Yes, I'm talking about a secret society, but it's not the Freemasons. This society is so secret that most of its adherents don't even know they are members.
Has anyone ever said to you "you wouldn't understand?" Have you ever said something like, "He has built a wall around his heart?"
What if I told you that you might have contributed to the construction?
I have recently found out that I may have built a wall around someone else's heart, or at least contributed a few bricks. You see, I found out that someone that I care about dearly has been suffering in silence. This person has made some choices and mistakes in life, and has been regretting them. Unfortunately, I have been rather outspoken about my opinion on these subjects.
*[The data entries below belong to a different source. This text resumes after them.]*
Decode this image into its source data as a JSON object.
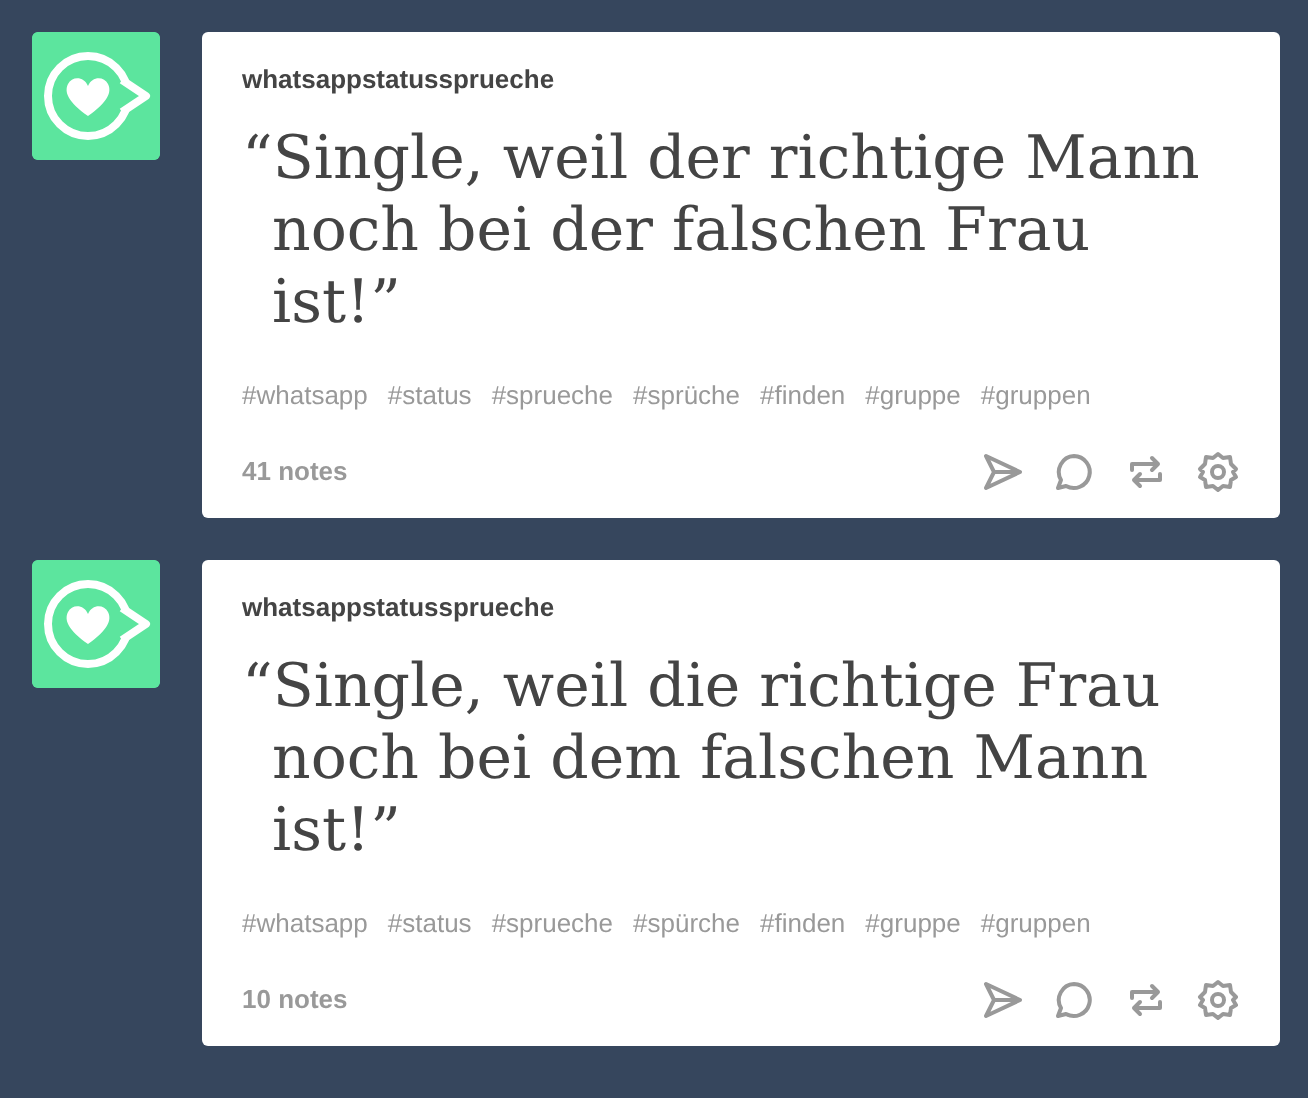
{
  "posts": [
    {
      "blog": "whatsappstatussprueche",
      "quote": "“Single, weil der richtige Mann noch bei der falschen Frau ist!”",
      "tags": [
        "#whatsapp",
        "#status",
        "#sprueche",
        "#sprüche",
        "#finden",
        "#gruppe",
        "#gruppen"
      ],
      "notes": "41 notes"
    },
    {
      "blog": "whatsappstatussprueche",
      "quote": "“Single, weil die richtige Frau noch bei dem falschen Mann ist!”",
      "tags": [
        "#whatsapp",
        "#status",
        "#sprueche",
        "#spürche",
        "#finden",
        "#gruppe",
        "#gruppen"
      ],
      "notes": "10 notes"
    }
  ]
}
So, while this person was hurting, I was probably one of the last people to be considered for the role of confidante.
Can you relate? Have you ever found out that someone close to you has done some of the things that you preach against? If so, then you might know the feeling of shame that I must now endure. It makes me realize I have been far less like Christ than I should have been. So what do we do with that?
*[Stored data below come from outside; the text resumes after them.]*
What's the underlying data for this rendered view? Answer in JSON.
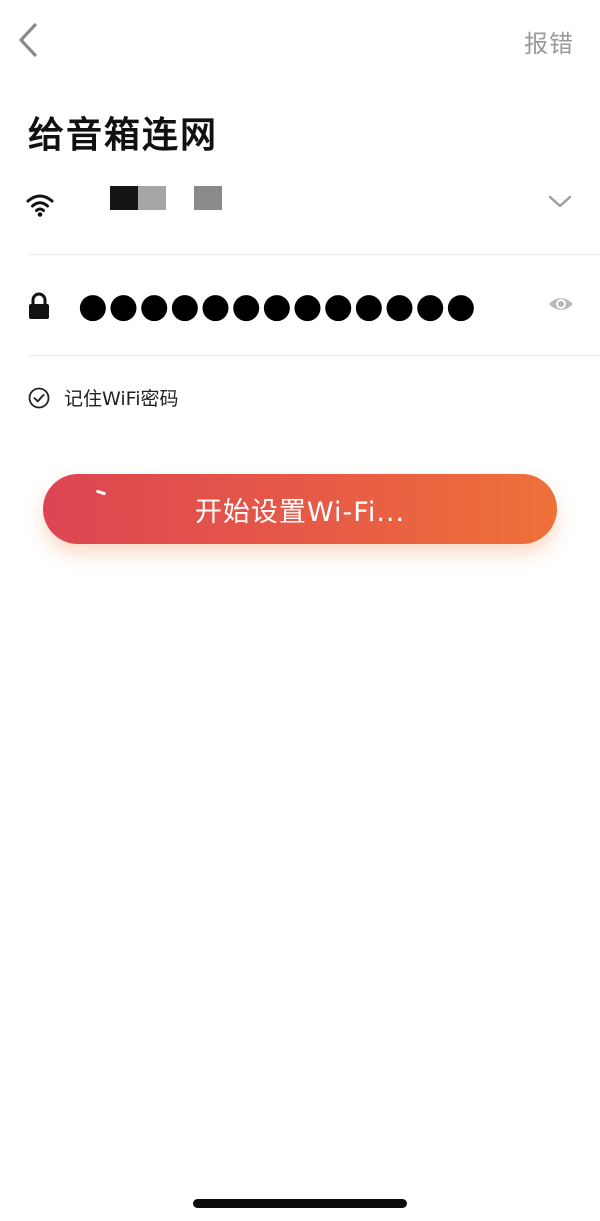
{
  "header": {
    "back_icon": "chevron-left-icon",
    "report_label": "报错"
  },
  "page": {
    "title": "给音箱连网"
  },
  "wifi": {
    "icon": "wifi-icon",
    "ssid_obscured": true,
    "dropdown_icon": "chevron-down-icon"
  },
  "password": {
    "icon": "lock-icon",
    "masked_value": "●●●●●●●●●●●●●",
    "visibility_icon": "eye-icon"
  },
  "remember": {
    "checked": true,
    "label": "记住WiFi密码"
  },
  "action": {
    "label": "开始设置Wi-Fi...",
    "loading": true
  },
  "colors": {
    "accent_start": "#dd4452",
    "accent_end": "#ee7138",
    "muted_text": "#9a9a9a",
    "divider": "#ececec"
  }
}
How do we express our thoughts on subjects that we feel are important without contributing bricks to someone else's wall? There must be a way to express our opinions without causing someone else to feel that we are not approachable. After all, the situation is not improved if we are the ones behind the wall. I think the key may lie in one detail from the situation that sparked this post: I have known this person for almost half my life. You see, I have been making a concerted effort over the past several years to tone down the religious rhetoric, but this person has known me during a part of my life when I was regularly opening my mouth long enough to change feet.
It seems to me that the problem may lie in the use of absolutes when discussing what we understand to be "truth." We Christians can be the worst at this. We make statements, often publicly, based on the combination of our personal story and our reflections on scripture. While those statements and observations may be valid, we must remember that the only way to prove that matters of faith are correct (or false) is to die.
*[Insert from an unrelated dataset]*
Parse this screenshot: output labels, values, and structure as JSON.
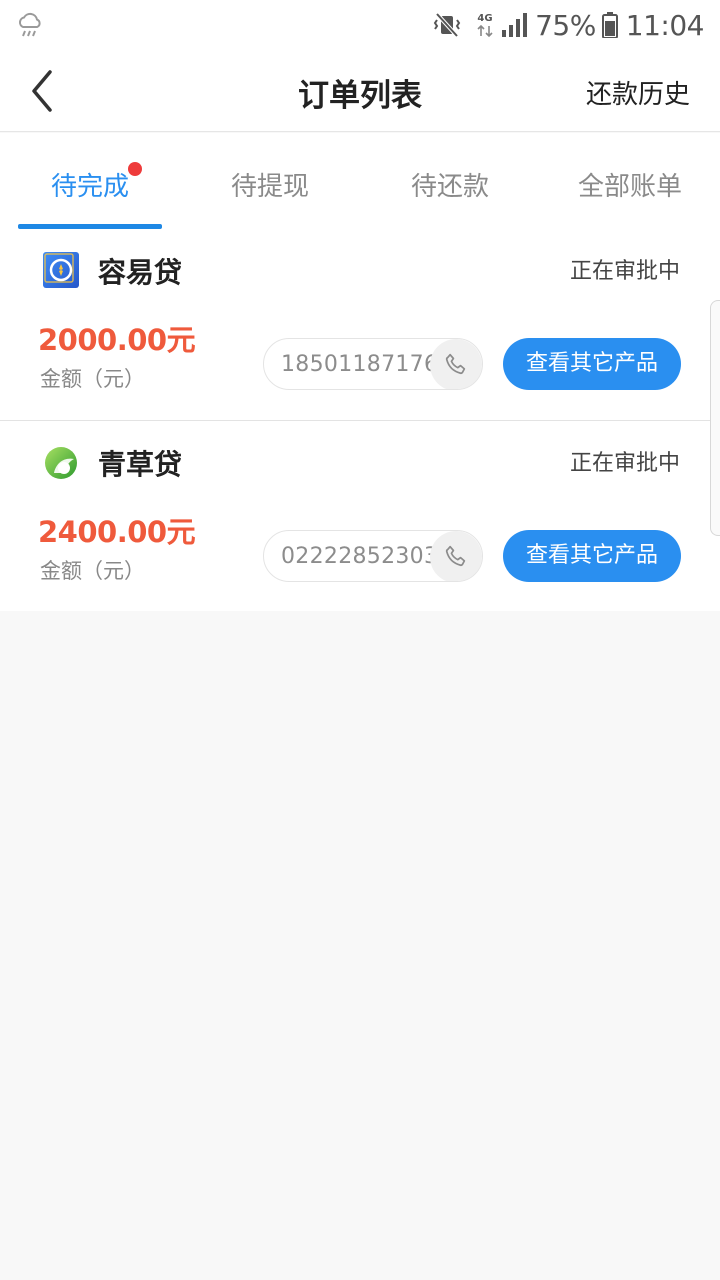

Perhaps we should learn a lesson from Socrates. One of the things that have caused him to remain relevant over the years is that he would ask probing questions that would cause his fellow interlocutors to consider evidence and eventually discover "truth" on their own. This has become known as Socratic Questioning. So instead of saying some vice or choice is wrong, we should perhaps lead those around us on a journey of questioning that will help them to find the truth. Occasionally, we may even find out in the process, that it is what we understand to be the truth that needs correcting.
I hope that people who have gotten to know me over the past decade or so would find it hard to believe that I might be unapproachable. I am still a work in progress. To the person who sparked this post (you know who you are), I'm sorry. Please forgive me, and give me a chance to pull down the bricks that I have laid.
God help me to abandon this society of Masons.